Lessons from the CrowdStrike outage: A wake-up call for software testing

A wake-up call for prioritizing effective software testing

· TechRadar

News By Mav Turner published 11 October 2024

(Image credit: Shutterstock / rafapress)

In what might be perceived as the world's most significant IT outage, the CrowdStrike incident is likely to cost upwards of $5 billion in damages, also erasing billions from the cybersecurity company's own share price almost overnight. For organizations attempting to update and release software more quickly than ever, the lessons learned from the havoc wreaked by a single "buggy" endpoint security software update are poignant.

The CrowdStrike outage is the definitive illustration of the complications of software development and delivery today. The growing intricacies of the modern digital environment and the velocity and scope of software change make quality and reliability ever more challenging. Even when quality is a primary focus, as it was for CrowdStrike, delivering consistently high standards is no easy feat. Effective testing strategies are essential.
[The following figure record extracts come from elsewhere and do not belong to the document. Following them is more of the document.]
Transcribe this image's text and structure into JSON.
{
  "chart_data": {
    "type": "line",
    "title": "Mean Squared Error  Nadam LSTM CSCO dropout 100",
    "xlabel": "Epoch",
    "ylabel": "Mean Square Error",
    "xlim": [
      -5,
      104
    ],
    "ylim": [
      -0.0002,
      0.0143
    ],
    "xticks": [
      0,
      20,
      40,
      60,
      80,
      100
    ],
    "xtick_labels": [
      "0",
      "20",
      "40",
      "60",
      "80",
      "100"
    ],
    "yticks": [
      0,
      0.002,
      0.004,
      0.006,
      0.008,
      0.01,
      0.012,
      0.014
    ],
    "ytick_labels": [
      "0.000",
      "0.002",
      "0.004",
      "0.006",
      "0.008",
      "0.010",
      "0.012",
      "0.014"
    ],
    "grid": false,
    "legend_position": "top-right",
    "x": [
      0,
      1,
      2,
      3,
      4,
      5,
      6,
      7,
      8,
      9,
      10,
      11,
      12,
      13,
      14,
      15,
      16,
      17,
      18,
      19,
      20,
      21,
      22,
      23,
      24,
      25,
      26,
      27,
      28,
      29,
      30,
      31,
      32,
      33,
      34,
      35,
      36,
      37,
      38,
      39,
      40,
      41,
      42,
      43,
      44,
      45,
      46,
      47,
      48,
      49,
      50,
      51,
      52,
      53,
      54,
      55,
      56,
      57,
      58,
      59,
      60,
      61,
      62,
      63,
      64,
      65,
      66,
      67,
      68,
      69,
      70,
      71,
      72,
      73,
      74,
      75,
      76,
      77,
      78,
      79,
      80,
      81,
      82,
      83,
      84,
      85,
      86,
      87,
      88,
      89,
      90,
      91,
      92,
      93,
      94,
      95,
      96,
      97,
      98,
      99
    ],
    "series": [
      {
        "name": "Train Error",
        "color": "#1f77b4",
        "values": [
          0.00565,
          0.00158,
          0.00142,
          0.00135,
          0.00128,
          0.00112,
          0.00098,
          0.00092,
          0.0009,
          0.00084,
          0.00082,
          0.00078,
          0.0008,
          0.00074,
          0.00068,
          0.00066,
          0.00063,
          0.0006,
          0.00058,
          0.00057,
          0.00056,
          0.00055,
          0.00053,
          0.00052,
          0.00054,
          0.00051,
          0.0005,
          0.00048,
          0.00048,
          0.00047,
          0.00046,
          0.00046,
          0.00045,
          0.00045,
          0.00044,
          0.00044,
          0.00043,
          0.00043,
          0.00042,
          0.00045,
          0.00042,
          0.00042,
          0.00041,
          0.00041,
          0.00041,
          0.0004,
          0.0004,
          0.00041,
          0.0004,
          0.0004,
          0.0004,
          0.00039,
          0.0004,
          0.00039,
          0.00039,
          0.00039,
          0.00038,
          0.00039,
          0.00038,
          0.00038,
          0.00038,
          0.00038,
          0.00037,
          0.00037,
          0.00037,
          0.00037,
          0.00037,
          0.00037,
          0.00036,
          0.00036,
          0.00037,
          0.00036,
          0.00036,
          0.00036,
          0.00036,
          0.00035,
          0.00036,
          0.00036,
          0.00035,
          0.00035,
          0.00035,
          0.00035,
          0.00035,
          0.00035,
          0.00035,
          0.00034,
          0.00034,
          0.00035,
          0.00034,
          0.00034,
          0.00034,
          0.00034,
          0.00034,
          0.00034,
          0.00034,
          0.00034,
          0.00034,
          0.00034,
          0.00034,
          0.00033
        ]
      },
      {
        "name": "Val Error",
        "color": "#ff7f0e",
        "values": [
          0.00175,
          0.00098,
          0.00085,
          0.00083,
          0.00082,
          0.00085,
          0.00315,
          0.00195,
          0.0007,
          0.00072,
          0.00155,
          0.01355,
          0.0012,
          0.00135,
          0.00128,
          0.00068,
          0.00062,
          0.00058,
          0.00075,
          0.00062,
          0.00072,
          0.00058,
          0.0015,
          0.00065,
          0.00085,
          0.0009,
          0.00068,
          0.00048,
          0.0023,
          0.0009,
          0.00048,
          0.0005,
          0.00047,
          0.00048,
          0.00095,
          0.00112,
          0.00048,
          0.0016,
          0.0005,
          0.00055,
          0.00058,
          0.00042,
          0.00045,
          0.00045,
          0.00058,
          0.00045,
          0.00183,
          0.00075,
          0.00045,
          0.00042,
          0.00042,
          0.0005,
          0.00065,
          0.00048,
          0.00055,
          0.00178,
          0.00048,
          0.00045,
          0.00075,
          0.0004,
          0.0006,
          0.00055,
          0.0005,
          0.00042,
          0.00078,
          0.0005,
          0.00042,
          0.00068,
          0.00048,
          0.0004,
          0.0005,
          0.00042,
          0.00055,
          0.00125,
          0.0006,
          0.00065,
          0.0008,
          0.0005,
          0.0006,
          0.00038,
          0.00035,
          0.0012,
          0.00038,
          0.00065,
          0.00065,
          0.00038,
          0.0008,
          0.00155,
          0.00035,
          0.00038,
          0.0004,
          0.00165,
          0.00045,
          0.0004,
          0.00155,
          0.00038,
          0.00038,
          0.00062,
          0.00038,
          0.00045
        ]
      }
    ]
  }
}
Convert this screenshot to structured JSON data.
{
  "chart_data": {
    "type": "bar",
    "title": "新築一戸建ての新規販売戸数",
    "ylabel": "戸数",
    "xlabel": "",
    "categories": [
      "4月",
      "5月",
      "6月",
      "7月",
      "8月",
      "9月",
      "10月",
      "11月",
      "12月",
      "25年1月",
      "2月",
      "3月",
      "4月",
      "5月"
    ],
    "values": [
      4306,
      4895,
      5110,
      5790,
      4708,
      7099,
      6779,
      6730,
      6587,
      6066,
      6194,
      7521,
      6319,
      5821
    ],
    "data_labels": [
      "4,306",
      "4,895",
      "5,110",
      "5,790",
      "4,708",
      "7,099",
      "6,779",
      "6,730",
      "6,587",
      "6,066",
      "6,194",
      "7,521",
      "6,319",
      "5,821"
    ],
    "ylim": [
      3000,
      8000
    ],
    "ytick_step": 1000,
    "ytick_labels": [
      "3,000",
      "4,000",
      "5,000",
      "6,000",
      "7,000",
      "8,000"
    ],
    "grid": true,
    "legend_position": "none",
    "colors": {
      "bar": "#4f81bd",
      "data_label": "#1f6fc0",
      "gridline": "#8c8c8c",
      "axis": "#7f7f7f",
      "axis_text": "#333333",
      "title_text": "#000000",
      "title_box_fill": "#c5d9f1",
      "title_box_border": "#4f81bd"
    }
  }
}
However, it's not uncommon for teams to push testing to the bottom of the priority pile in order to keep pace with delivery expectations. It's unfortunately considered a burden rather than a significant value driver.

Mav Turner

Chief Product and Strategy Officer at Tricentis.

From bottleneck to business enabler

With the right approach, testing can harness automation to ensure continuous and actionable feedback, and identify and target risks and defects early. Far from hindering speed, testing can actually shorten and enhance release cycles for high-quality products and services.

Automated testing has revolutionized software development, enabling teams to keep pace with projects' increasing speed and scale. It improves test coverage and accuracy when compared to manual approaches, as well as while delivering faster feedback - crucial for continuous integration and deployment (CI/CD) processes.

Particularly effective for regression testing and change validation, automated testing also pinpoints code changes for a more precise and efficient workflow. The advent of GenAI-powered testing tools further elevates this process by significantly reducing testing time and freeing up resources to identify complex issues that AI alone might miss.

But it's not just building test automation coverage; it's about ensuring the right development environments are in place to test changes, from development and staging to pre-production and production. In order to create a testing strategy that provides quality while limiting exposure to risk and downtime, it's vital to adapt testing according to the problem to be solved. That means looking at who and where the user is, their risk profile, how they are using the application, and whether it's on-prem or in the cloud.